Das Ziel von Zollner Elektronik ist es, Kunden über den gesamten Produktlebenszyklus zu begleiten. Dafür muss sich der EMS-Anbieter kontinuierlich an neue Gegebenheiten anpassen. Dass es dem Unternehmen gut gelingt, zeigen die aktuellen Eckdaten: Mit in neun Ländern strategisch positionierten 19 Werken ist der EMS global aktiv und kann auf ein Heer von 11.400 Mitarbeitern und auf einer Produktionsfläche von 329.000 m² blicken. Worauf fußt der Erfolg? Johann Weber, Vorstandsvorsitzender von Zollner Elektronik stellte in seinem leidenschaftlich gehaltenen Vortrag „Digitale Transformation – eine Herausforderung für die EMS-Industrie“ klar, dass „die EMS-Industrie Werkzeuge und Verfahren einsetzen muss, um bestehende Prozesse anpassen und durch wesentlich effizientere digitale Prozesse ablösen zu können. Nur so können wir den künftigen Herausforderungen gerecht werden.“

Productronic-Ehrenurkunde für Hans Bell

Productronic-Ehrenurkunde für Hans Bell, überreicht von Chefredakteurin Marisa Robles. Productronic

An der digitalen Transformation, einer Plattform für ein umfangreiches Netzwerk, kommt heute kein EMS mehr dran vorbei. „Die digitale Transformation ist keine Option, sondern absolut notwendig“, bekräftigt er und nennt dabei aktuelle Zahlen des Unternehmensberaters Roland Berger. Demnach drohen beim Verpassen der digitalen Transformation Wertschöpfungseinbußen in Europa von 605 Mrd. Euro. Dass sich auch kleine und mittelständische EMS-Anbieter dieser Herausforderung nicht verwehren dürfen, mahnt er damit an, dass „jeder EMS dem Kunden einen Mehrwert geben muss, damit dieser im Wettbewerb bestehen“ könne. Das sichere schließlich das eigene Überleben im hart umkämpften EMS-Markt. Dass die EMS-KMUs nicht alleine sind, macht er auch klar: Der ZVEI mit seinen Arbeitskreisen sei eine gute Anlaufstelle, nicht zuletzt, weil auch der Fachverband mit “Watts On” eine informative Serie auf dem YouTube-Kanal der Elektroindustrie aufgelegt hat.

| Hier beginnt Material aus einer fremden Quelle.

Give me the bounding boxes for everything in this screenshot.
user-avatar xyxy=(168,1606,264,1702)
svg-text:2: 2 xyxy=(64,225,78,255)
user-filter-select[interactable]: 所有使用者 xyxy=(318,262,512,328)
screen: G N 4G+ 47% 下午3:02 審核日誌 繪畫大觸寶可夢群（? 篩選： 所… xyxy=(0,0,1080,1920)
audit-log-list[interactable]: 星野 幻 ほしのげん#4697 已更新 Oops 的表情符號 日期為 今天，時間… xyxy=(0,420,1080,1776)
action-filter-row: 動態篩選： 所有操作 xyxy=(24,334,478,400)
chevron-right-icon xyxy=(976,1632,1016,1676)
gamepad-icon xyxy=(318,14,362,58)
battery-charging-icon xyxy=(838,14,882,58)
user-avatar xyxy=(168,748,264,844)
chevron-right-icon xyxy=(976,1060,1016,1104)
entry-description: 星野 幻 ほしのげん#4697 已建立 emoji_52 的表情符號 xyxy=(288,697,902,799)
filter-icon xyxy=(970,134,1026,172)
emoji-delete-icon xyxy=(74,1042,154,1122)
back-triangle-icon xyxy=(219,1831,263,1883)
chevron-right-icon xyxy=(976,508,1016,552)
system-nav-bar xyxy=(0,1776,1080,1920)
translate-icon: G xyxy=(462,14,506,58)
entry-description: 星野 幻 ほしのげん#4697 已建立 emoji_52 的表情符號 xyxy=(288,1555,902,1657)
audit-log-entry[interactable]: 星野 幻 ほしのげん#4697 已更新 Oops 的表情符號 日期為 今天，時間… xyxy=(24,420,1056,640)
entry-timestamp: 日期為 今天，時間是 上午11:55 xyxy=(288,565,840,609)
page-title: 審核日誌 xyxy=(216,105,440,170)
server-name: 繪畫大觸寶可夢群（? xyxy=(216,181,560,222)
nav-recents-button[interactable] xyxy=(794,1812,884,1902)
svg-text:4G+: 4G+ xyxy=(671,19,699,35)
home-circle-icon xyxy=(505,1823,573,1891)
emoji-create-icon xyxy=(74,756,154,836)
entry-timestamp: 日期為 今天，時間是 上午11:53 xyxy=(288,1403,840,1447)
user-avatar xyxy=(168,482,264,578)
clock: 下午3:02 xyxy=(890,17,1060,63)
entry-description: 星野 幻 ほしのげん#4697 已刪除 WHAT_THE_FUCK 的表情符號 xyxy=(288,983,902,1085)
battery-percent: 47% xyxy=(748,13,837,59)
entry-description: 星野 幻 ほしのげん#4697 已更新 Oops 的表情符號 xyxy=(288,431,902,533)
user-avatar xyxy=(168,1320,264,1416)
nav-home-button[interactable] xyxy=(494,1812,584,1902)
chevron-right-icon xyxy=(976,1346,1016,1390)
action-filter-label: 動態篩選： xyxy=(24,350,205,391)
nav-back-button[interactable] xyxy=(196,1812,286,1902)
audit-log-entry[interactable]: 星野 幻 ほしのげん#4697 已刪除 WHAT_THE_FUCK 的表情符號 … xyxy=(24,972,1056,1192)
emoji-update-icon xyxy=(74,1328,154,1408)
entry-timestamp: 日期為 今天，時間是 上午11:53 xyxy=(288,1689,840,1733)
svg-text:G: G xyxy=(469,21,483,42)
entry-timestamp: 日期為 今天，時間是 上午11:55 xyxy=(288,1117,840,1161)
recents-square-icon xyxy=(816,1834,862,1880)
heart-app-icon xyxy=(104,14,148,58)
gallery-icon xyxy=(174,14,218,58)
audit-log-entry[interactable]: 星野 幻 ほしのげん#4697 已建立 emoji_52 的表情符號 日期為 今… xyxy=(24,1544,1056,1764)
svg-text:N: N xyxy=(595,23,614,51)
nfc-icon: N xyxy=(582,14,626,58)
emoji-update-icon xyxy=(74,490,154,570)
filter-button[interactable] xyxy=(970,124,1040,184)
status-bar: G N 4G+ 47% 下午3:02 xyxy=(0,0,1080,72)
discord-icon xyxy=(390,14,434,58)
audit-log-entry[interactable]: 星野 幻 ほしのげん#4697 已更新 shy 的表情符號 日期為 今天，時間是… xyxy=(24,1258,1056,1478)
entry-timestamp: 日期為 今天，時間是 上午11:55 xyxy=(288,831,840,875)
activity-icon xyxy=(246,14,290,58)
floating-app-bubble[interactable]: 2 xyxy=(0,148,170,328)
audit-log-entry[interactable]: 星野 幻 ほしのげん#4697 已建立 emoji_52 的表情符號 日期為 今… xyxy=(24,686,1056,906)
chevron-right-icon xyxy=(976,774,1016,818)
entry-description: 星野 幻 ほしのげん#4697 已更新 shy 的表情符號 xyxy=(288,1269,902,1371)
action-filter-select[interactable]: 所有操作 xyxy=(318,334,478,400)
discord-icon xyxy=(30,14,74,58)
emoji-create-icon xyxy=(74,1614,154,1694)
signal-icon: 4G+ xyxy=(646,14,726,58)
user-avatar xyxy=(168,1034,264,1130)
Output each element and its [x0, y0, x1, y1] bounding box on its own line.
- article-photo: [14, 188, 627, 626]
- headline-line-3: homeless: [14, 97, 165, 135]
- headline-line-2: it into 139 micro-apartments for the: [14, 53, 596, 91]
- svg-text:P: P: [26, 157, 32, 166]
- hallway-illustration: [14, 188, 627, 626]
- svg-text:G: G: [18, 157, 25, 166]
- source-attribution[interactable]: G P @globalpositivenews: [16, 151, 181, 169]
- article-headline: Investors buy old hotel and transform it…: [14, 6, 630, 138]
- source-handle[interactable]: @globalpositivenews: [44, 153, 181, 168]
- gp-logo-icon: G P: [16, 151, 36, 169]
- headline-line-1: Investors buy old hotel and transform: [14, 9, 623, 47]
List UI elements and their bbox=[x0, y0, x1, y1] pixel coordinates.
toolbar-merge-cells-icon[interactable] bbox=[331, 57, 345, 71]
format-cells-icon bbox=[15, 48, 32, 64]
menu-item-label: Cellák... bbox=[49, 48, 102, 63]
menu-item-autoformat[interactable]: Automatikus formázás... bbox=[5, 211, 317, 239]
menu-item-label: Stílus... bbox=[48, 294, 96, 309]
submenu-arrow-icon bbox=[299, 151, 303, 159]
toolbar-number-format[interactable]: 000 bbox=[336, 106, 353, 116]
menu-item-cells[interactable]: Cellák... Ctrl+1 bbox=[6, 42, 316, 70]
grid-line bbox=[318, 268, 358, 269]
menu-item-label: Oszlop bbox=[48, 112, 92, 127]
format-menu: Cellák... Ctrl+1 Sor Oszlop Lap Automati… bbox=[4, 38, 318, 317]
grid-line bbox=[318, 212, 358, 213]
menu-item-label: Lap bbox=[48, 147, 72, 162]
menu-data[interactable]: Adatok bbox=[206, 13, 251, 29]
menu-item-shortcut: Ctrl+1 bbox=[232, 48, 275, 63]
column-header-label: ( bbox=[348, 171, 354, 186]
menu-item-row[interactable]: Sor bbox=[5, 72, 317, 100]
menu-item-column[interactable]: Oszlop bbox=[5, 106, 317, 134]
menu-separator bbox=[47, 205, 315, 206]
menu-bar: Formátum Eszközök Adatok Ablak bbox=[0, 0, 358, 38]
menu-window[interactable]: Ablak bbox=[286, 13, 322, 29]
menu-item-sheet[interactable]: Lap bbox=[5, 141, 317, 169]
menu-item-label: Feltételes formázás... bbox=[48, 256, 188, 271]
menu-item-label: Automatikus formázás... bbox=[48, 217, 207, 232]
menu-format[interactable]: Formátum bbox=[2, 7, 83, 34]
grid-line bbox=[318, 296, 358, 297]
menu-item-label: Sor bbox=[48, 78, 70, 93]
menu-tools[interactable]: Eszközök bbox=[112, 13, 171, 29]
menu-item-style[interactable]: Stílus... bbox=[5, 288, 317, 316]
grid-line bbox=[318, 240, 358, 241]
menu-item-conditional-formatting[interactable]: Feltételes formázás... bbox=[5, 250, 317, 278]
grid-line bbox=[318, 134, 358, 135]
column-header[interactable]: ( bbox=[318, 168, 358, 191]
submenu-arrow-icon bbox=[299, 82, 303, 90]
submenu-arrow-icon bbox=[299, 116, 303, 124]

Heutzutage erfolgt die Bedienung von Benutzerschnittstellen typischerweise durch Tastatur, Schalter, Maus oder Touchscreen. Dieses Verhalten führt jedoch oft dazu, dass sich die Aufmerksamkeit des Bedieners weg von der Arbeit und auf die Mensch-Maschine-Schnittstelle richtet. Daraus resultiert eine potenzielle Fehlerquelle. „Die Brillen, die es am Markt gibt, kommen zum Großteil aus dem Consumerbereich und sind nicht für die Industrie geeignet“, erklärt Dr. Frank-Peter Schiefelbein, Senior Key Expert Research Scientist von Siemens, dem ein „handsfree work“ der Werker ein wichtiges Anliegen ist. In seinem Vortrag „Augmented Reality in der Elektronikfertigung“ stellte er eine unter seiner Ägide mit Siemens und weiteren Partnern durchgeführte Studie vor, inwiefern sich intelligenten Datenbrillen im Fertigungsalltag an den SMT-Linien eignen könnten und welche Hürden noch zu nehmen sind. „Die Arbeitsschritte können so schneller und sicherer durchlaufen werden. Dem Mitarbeiter wird gezielt gezeigt, wo und was er als nächsten Arbeitsschritt zu tun hat. Außerdem erhöht sich die Qualität, weil bestimmte Prüfschritte quittiert werden müssen“, erläutert er die Vorteile. Für den Einsatz in der Produktion spiele der Arbeits- und Sichtschutz aber eine große Rolle. „Es gibt hohe Anforderungen an die Brille, damit die Mitarbeiter keine Beeinträchtigungen wie Haltungs- oder Augenschäden davontragen.“ Für den breiten Einsatz gebe es noch einige Hürden zu nehmen: Wie bekommt man die Konstruktionsdaten auf die Brille? Solche Daten, seien teilweise 20 Jahre alt, lägen teilweise nur auf Papier vor oder als inaktives PDF. Außerdem müssen die Daten laut Schiefelbein sicher in die IT-Landschaft eingebunden werden.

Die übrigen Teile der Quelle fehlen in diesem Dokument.